Books, Interviews

Interview With…Niki Aguirre

Emma Clarendon chatted to the author about her new collection of stories Terminal Romance, published on the 17th September.

Hi Nikki, could you tell me more about what Terminal Romance is about? Terminal Romance is a collection of interlinked short stories touching on themes such as connections, physicality vs cyberspace, and romantic disillusion. The timeline of the book starts in the mid-1990s and stretches to the advent of social media. A lot has happened in two decades. Before the internet people met and communicated virtually through letters, telegrams, CB radios. We long to connect to one another through whatever means we can find. And even though it is done online in my book, the urge, the need, the impetus to meet and fall in love transcends a particular technology.

How did the idea for this collection of stories come about? I wanted to give a voice to the virtual debate, which early adopters of the internet often had to defend. We have progressed technologically since then and mainly view online dating not so much as a valid component in our arsenal but as a necessity of the times – a precursor for meeting new people but also communicating with the people already in our lives. Despite this, we often associate visual experiences as truth – playfulness, imagination, mental leaps of faith never resonate as loudly as what we see in front of us.

I feel children have a leg-up on adults in this discussion – the line between imagination and reality is a thin one until they get older and are forced to choose only one facet that defines them.

Have you any dating dramas of your own that helped you relate to the characters you created? Like many stories, there is some reality to everything you write, whether the events happened to you personally, or not – you take the factual bones of a situation and apply it to your characters and that invention in turn becomes your own truth.
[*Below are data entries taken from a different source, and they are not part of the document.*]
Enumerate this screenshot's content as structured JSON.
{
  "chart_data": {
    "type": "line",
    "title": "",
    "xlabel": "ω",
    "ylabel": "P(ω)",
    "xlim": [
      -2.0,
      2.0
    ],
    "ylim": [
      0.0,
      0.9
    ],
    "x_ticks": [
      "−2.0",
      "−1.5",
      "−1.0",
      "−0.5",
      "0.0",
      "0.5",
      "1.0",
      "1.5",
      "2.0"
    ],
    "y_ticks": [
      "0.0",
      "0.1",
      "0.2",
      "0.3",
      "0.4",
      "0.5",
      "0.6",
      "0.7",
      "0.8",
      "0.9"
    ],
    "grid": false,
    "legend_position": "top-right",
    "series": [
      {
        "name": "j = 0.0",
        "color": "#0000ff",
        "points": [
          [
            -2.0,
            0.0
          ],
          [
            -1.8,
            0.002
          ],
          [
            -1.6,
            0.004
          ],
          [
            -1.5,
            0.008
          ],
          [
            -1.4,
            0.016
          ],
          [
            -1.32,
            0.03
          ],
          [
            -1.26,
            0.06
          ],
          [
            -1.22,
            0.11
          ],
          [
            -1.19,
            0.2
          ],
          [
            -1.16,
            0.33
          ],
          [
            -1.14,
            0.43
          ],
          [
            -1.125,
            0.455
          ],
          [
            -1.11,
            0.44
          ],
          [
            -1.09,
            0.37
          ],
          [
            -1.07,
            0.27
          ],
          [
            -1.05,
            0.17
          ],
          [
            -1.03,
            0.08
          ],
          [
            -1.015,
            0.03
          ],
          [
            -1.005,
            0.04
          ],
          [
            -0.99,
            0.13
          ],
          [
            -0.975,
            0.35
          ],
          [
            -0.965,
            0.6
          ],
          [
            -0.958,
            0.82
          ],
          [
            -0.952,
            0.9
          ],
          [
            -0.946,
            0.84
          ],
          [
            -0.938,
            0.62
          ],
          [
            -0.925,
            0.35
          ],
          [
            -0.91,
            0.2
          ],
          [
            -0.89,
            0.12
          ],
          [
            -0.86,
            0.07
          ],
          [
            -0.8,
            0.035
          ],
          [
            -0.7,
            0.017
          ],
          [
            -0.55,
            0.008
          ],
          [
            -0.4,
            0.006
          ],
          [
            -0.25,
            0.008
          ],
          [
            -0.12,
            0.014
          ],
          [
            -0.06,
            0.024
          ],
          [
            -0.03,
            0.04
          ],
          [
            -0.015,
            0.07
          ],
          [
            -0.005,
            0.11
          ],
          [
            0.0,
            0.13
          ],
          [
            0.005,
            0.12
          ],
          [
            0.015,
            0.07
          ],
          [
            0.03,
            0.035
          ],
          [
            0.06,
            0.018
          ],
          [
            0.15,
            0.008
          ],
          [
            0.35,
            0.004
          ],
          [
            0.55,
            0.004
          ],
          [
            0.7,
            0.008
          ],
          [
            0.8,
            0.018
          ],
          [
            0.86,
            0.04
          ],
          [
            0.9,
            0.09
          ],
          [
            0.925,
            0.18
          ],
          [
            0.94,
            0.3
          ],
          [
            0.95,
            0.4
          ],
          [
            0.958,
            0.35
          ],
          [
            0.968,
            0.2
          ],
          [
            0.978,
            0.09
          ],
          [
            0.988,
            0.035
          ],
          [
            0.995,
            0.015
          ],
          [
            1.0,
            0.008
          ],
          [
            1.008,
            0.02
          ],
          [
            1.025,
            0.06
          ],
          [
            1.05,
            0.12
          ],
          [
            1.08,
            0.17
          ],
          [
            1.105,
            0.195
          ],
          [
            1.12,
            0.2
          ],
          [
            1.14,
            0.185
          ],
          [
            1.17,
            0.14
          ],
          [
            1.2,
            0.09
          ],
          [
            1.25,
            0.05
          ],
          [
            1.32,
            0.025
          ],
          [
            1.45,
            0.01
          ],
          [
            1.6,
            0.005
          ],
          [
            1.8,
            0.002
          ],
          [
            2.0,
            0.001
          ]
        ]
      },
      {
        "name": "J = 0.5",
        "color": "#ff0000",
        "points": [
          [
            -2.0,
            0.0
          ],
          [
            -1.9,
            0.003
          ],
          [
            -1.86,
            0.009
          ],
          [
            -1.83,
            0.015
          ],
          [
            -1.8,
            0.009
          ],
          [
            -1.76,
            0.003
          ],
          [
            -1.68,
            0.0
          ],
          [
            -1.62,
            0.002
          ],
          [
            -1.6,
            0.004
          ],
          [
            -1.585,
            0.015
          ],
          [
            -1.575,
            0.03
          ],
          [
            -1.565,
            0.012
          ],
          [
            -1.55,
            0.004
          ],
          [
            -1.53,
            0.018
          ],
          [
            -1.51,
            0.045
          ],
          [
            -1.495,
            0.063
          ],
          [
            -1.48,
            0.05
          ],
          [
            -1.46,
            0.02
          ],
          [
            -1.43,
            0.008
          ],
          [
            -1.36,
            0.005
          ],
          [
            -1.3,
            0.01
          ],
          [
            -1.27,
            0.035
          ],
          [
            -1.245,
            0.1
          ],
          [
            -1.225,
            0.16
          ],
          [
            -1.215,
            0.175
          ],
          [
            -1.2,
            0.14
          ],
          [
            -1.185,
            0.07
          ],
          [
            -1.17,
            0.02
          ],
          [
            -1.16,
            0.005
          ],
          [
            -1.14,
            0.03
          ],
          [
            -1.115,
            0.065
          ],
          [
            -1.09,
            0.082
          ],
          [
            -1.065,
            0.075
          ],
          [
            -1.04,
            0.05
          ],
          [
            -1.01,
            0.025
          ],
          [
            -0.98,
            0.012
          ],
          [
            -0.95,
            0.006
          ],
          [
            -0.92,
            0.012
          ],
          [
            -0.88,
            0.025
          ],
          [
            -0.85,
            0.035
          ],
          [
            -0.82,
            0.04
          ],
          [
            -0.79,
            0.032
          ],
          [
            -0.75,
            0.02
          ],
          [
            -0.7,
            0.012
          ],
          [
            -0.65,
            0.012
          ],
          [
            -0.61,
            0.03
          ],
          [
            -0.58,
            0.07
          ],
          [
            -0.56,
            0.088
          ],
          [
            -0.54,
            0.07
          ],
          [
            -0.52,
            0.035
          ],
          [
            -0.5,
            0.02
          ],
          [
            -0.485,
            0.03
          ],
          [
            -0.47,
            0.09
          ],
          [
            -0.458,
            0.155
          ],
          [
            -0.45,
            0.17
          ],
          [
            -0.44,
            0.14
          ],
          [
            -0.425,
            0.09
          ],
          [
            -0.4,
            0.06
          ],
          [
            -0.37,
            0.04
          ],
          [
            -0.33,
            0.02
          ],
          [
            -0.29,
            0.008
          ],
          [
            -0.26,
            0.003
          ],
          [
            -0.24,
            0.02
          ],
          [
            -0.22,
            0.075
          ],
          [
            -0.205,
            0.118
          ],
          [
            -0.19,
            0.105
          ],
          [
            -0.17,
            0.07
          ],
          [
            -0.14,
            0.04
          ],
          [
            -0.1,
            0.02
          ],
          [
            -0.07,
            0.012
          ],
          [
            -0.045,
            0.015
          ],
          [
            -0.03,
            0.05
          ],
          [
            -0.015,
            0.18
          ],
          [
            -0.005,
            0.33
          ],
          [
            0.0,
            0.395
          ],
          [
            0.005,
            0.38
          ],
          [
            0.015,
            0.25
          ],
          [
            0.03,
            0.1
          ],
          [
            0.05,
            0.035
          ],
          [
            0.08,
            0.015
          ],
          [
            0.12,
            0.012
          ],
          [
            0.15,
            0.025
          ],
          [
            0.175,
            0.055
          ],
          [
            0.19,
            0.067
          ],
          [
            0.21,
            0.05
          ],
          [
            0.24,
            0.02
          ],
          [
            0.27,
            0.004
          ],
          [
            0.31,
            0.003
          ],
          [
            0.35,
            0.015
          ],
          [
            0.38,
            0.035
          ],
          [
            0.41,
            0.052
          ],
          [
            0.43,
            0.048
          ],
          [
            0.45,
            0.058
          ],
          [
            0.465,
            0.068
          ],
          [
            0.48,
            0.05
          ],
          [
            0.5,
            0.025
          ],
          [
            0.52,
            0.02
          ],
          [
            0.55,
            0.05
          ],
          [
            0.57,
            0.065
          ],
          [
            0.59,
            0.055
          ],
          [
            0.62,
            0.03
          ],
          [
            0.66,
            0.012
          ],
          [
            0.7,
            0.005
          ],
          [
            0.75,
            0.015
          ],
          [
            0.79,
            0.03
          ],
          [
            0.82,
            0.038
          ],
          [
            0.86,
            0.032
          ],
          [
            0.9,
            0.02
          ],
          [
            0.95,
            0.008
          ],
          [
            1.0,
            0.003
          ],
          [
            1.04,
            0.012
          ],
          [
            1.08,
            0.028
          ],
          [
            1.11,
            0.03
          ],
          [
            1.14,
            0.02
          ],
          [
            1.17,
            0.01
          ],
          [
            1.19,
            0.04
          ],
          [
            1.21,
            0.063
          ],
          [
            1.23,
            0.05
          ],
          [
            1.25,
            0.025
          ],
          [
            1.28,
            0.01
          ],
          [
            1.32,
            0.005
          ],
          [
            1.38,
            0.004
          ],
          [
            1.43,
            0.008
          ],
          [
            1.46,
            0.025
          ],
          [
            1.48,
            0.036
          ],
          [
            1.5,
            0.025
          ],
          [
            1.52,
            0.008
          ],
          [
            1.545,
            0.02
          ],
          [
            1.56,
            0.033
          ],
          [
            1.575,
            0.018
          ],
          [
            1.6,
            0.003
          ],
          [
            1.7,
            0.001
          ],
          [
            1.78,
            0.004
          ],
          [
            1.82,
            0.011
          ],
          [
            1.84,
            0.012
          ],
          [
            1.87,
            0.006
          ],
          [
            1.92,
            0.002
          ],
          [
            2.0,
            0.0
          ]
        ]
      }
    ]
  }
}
Is there any story from the collection that you particularly enjoyed writing? They all have merit. I particularly enjoyed the challenge of writing a good part of the stories as dialogue. For example, Twenty Songs of Love is written entirely in chat, so it seems you are eavesdropping on a private conversation.If I must pick one story representative of enjoyable writing (if there is such as thing) it would be Keeper of Memory. I am enamoured by the idea of forgetfulness and how our memories are the real building blocks of who we are.

What did you enjoy most about creating these stories and characters?At the beginning, I played a hardcore game of devil’s advocate, putting the socially reticent nerd in the spotlight. But as my characters became more realised, I had to redraw the line, pushing the need for physicality, as well as the longing for unseen connections that are more than just about how you look. Acceptance is thrilling, whatever form you choose. I had fun creating (and thwarting) the desires of my characters.

How would you describe Terminal Romance?The characters in Terminal Romance are searching for love, searching for each other, searching for physical and virtual encounters in a world in which cyber stalkers, foot fetishists and love-struck professors clash with misfits and reality-impaired pessimists. These inter-linking meta vignettes are more than boy meets girl on a blind date – it exposes the uncertainties and complexities of love and our need to reach out and connect at all costs.

By Emma Clarendon

Terminal Romance by Niki Aguirre is out from flipped eye publishing on 17th September.